I am having a push do understand how we could be more effectively selecting candidate biomarkers from both our own proprietary datasets and from the wealth of public data that has been deposited within e.g. ArrayExpress or GEO. I have identified the following manuscript as being worthy of review and hope that you might agree with some of my feelings.
Cancer Epidemiol Biomarkers Prev. 2009 Feb 3. [Epub ahead of print]
Rosser CJ, Liu L, Sun Y, Villicana P, McCullers M, Porvasnik S, Young PR, Parker AS, Goodison S.
PMID: 19190164 [PubMed - as supplied by publisher]
The authors argue that bladder cancer, when detected early is largely treatable with a 5-year survival rate of ~94%; this is of course greatly hindered by the papillary tumours that invade the surrounding muscle tissues. Following surgery to remove the tumour, regular checkups are required to ensure that there is no tumour recurrence. These checkups are performed using cystoscopy – an invasive and rather unpleasant sounding procedure. There is thus substantial opportunity for the improvement in quality of life through the early detection of tumour recurrence using less invasive methods, with urine representing an ideal biosource type.
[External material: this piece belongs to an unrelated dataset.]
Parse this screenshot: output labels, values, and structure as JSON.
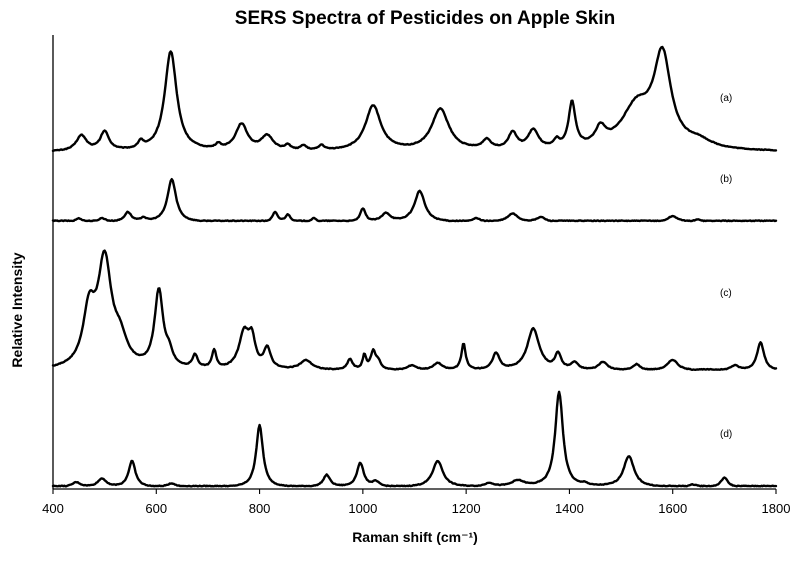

Urine cytology can be used for the diagnosis of new malignancy, albeit with rather low sensitivity and imperfect specificity. Existing protein based biomarkers have high false-positive rates and other development methods suffer from insufficient predictive power. In this manuscript, the authors rise to the challenge of developing a gene-expression based biomarker panel for the diagnosis of bladder cancer through the profiling of urothelial cells from bladder washes. From a panel of confirmed bladder cancer patients and apparently healthy (with respect to bladder cancer) controls profiling of amplified RNA was performed using the U133 plus 2 platform.
The resulting expression data was analysed within a framework of feature selection algorithms; the authors have previously described a machine learning approach that has been successfully applied within both breast and prostate cancers. The structure of the experimental data looks good, only one cancer patient profile clustered with the control patients within hierarchical cluster analysis. Pathway analysis software was used to map observations onto relevant biological context, and a 14-gene model was refined to build a classifier. The resulting classifier yielded 76% accuracy in cancer class prediction; apparently a reasonable feat considering the cytologic classification was only 35%.
The manuscript is certainly not presenting anything amazingly new, but is showing the application of existing technologies to demonstrate a proof-of-principal in meeting an as yet unmet medicinal need. The logical workflow within the manuscript is clear, the arguments are well presented and bioinformatics methodology is certainly acceptable. The paper, in my opinion, is noteworthy because it is not an open-and-shut case. There is plenty of room for improvement (18/20 cancer patients identified), so the derived panel suffers from both false negatives (a low rate) and false positives. The starting panel is heterogeneous with patients of mixed ages, sexes, ethnic backgroinds and clinical characteristics. I see much more to be done here, and this has been real food-for-thought!